Bitzel will jetzt ein Innovation Lab aufbauen
„Sie sehen also, dass das Ganze zunächst gar nicht in Europa stattgefunden hat“, schmunzelt Bitzel. Natürlich kamen James und seine Mitstreiter dann und wann nach Basel, aber alle Projekte sind global. Im April wird das kleine Team zumindest vorerst für länger in die Schweiz kommen, denn die CIO möchte nun die nächste Etappe starten und ein Innovation Lab aufbauen.
James hat mit seinen Kenntnissen mittlerweile Einfluss auf strategische Projekte und Initiativen, erkennt Bitzel an. Dass er sich damit eine erhebliche Bedeutung erarbeitet hat, wird in der IT beobachtet, weiß die IT-Chefin. In der klassischen IT fühlt sich mancher langjährige Mitarbeiter ein bisschen bedroht. Hier hilft James‘ höfliche, zurückhaltende Art. „Er ist nicht der ,Hoppla, jetzt komm ich‘-Typ“, sagt Bitzel.

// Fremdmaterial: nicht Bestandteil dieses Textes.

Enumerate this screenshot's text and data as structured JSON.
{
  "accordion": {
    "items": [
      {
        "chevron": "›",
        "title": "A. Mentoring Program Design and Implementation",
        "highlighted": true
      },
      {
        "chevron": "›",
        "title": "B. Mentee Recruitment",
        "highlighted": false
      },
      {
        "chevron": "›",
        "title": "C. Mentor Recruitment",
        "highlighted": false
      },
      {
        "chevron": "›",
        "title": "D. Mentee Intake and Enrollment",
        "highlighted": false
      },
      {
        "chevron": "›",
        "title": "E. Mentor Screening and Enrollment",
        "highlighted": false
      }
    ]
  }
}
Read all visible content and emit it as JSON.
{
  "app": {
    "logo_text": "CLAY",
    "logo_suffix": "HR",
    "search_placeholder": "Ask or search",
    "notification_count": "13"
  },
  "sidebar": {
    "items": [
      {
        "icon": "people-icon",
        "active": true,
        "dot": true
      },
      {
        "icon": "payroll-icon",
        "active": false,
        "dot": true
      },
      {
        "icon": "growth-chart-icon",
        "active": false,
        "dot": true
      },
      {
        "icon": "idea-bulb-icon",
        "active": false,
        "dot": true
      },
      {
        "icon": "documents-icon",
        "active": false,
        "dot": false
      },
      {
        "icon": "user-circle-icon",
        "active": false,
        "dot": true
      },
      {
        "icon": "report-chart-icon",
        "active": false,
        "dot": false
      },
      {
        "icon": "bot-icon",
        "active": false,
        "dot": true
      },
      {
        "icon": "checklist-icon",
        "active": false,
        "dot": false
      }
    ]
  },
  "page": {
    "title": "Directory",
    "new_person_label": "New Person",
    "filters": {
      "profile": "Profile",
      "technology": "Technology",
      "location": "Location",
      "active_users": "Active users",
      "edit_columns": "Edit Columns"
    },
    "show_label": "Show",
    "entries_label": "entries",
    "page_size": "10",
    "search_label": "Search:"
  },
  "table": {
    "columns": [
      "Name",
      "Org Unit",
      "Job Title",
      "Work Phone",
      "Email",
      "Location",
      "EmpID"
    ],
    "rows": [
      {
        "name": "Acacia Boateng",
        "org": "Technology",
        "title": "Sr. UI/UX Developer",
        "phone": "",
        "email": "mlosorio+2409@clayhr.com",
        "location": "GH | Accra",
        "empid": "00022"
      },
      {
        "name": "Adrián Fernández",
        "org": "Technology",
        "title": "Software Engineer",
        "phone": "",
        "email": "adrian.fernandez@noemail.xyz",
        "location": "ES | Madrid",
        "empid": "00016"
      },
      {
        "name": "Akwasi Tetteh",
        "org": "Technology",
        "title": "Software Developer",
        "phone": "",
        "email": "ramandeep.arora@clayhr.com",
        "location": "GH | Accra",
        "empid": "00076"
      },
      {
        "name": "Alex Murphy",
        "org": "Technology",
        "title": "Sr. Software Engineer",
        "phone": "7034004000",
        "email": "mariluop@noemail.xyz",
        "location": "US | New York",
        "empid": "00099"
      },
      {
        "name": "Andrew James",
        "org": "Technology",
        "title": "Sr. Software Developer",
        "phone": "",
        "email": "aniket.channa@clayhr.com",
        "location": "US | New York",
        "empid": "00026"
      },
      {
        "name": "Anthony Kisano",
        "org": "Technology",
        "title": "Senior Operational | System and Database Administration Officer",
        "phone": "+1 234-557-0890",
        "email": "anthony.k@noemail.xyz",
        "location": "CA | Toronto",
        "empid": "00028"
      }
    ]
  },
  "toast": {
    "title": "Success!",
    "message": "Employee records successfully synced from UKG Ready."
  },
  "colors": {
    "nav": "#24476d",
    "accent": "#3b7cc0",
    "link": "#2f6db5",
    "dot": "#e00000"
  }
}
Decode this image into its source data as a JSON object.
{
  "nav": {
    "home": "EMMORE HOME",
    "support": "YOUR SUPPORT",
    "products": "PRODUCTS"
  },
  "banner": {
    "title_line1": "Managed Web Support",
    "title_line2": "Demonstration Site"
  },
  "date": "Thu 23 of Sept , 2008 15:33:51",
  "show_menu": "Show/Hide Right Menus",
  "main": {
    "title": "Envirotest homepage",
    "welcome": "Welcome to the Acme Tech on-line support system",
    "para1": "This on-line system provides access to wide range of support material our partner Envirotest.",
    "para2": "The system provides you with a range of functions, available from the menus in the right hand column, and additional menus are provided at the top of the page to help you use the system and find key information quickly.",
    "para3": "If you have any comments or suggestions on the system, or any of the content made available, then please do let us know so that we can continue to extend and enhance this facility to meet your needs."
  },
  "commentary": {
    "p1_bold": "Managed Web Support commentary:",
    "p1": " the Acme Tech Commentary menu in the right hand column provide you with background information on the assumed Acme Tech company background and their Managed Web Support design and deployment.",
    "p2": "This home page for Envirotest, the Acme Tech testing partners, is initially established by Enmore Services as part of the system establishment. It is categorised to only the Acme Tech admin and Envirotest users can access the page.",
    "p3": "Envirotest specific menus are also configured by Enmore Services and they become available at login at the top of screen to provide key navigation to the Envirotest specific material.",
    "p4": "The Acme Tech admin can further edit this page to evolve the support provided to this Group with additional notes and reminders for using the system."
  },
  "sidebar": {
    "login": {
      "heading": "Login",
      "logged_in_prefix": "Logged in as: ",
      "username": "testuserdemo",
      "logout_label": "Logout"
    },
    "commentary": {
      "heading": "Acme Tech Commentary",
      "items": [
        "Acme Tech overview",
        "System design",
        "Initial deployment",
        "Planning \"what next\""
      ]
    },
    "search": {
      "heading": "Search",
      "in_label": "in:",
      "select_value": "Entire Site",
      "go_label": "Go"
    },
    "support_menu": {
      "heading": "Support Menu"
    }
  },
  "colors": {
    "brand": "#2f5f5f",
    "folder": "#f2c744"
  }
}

Und so schnell wird die „Modus-1-IT“ ja auch nicht verändert. Aber der IT-Managerin ist klar: „SAP ist nicht mehr unsere einzige Zukunft. Wir müssen die alten Zöpfe abschneiden!“ Dass das möglichst schmerzfrei geht, schreibt sich Bitzel selbst auf die Fahnen. „Es ist meine Aufgabe, den Cultural Change zu kommunizieren“, sagt sie. Immerhin fangen schon die ersten Mitarbeiter aus dem SAP-Team an, sich weiterzuqualifizieren.
Wer seinen Data Scientist unbedingt von der Uni Karlsruhe will, wird scheitern
Das Experiment mit dem Data Scientist gilt bei Lonza als geglückt. Die These diverser Analysten, wonach der Bedarf an solchen Kräften steigen wird, würde Bitzel sofort unterschreiben. Wo aber findet ein CIO Data Scientists? „Überall da, wo es gute IT-ler gibt“, überlegt Bitzel. Sie richtet ihren Blick erst einmal gen Asien, will sich aber global nicht festlegen. Sie weiß jedoch: „Wer sagt, es muss jemand von der TU Karlsruhe sein, der wird scheitern.“
Neben dem fachlichen Profil, das sich angesichts der Kürze dieser beruflichen Rolle noch entwickeln muss, findet Bitzel die Einstellung und Herangehensweise der Data Scientists sehr wichtig. Nicht nur die CIO hat sich auf das Experiment eingelassen, James seinerseits ja auch. Dessen Flexibilität, ohne klares Aufgabenfeld loszulegen, weiß die Managerin zu schätzen. Ein Data Scientist muss auf jeden Fall eine Meta-Perspektive einnehmen können. Und dazu eignet sich das Lonza-Hochhaus mit seinen 68 Metern ja sehr gut.
* Christiane Pütter schreibt für Computerwoche und CIO.de.